The intriguingly titled Moon, 66 Questions may be the first feature from Jacqueline Lentzou, but the young Greek film-maker has already made a splash on the international circuit. Born in Athens and raised in Thessaloniki, she graduated with a BA in Film and Television from the American College of Greece, before relocating to the London Film School aged 21.
Her first film, And the Kid, featured on the official website of Britain’s National Gallery. Her subsequent short films have played at Berlin and Locarno.
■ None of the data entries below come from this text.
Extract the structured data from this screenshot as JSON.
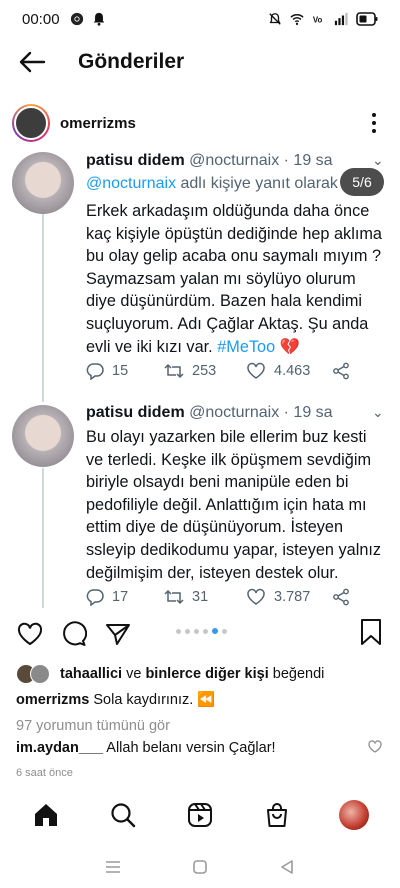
{
  "status_bar": {
    "time": "00:00"
  },
  "app_bar": {
    "title": "Gönderiler"
  },
  "post": {
    "username": "omerrizms",
    "slide_counter": "5/6"
  },
  "tweets": [
    {
      "name": "patisu didem",
      "handle": "@nocturnaix",
      "time": "· 19 sa",
      "reply_mention": "@nocturnaix",
      "reply_suffix": " adlı kişiye yanıt olarak",
      "body_lines": [
        "Erkek arkadaşım oldüğunda daha önce",
        "kaç kişiyle öpüştün dediğinde hep aklıma",
        "bu olay gelip acaba onu saymalı mıyım ?",
        "Saymazsam yalan mı söylüyo olurum",
        "diye düşünürdüm. Bazen hala kendimi",
        "suçluyorum. Adı Çağlar Aktaş. Şu anda",
        "evli ve iki kızı var. "
      ],
      "hashtag": "#MeToo",
      "replies": "15",
      "retweets": "253",
      "likes": "4.463"
    },
    {
      "name": "patisu didem",
      "handle": "@nocturnaix",
      "time": "· 19 sa",
      "body_lines": [
        "Bu olayı yazarken bile ellerim buz kesti",
        "ve terledi. Keşke ilk öpüşmem sevdiğim",
        "biriyle olsaydı beni manipüle eden bi",
        "pedofiliyle değil. Anlattığım için hata mı",
        "ettim diye de düşünüyorum. İsteyen",
        "ssleyip dedikodumu yapar, isteyen yalnız",
        "değilmişim der, isteyen destek olur."
      ],
      "replies": "17",
      "retweets": "31",
      "likes": "3.787"
    }
  ],
  "likes_line": {
    "user": "tahaallici",
    "middle": " ve ",
    "others": "binlerce diğer kişi",
    "suffix": " beğendi"
  },
  "caption": {
    "user": "omerrizms",
    "text": " Sola kaydırınız. ⏪"
  },
  "view_comments": "97 yorumun tümünü gör",
  "comment": {
    "user": "im.aydan___",
    "text": " Allah belanı versin Çağlar!"
  },
  "time_ago": "6 saat önce",
  "colors": {
    "link_blue": "#1d9bf0",
    "muted": "#536471",
    "dot_active": "#3897f0"
  }
}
Hector Malot: The Last Day of the Year, her sixth short, was selected for the 2018 edition of Critics’ Week at Cannes where it won the Leica Cine Discovery Prize.
“My family lost my grandfather when he was 50, so I never got to know him,” says Lentzou. “However, my grandmother talked about him as I was growing up. He loved cinema and wanted to make films. I guess unconsciously, this has worked out, because somehow it’s like I’m materialising my grandfather’s dream.”
Moon, 66 Questions — like many Greek adventures before — concerns a journey home. Artemis (Sofia Kokkali) is an anxious, 23-year-old only child of divorced parents. She is summoned home to Athens by a late-night phone call from her mother. It falls to Artemis to tend to her ailing and estranged father, Paris, (Lazaros Georgakopoulos), who is declining after a relapse of multiple sclerosis and a stroke.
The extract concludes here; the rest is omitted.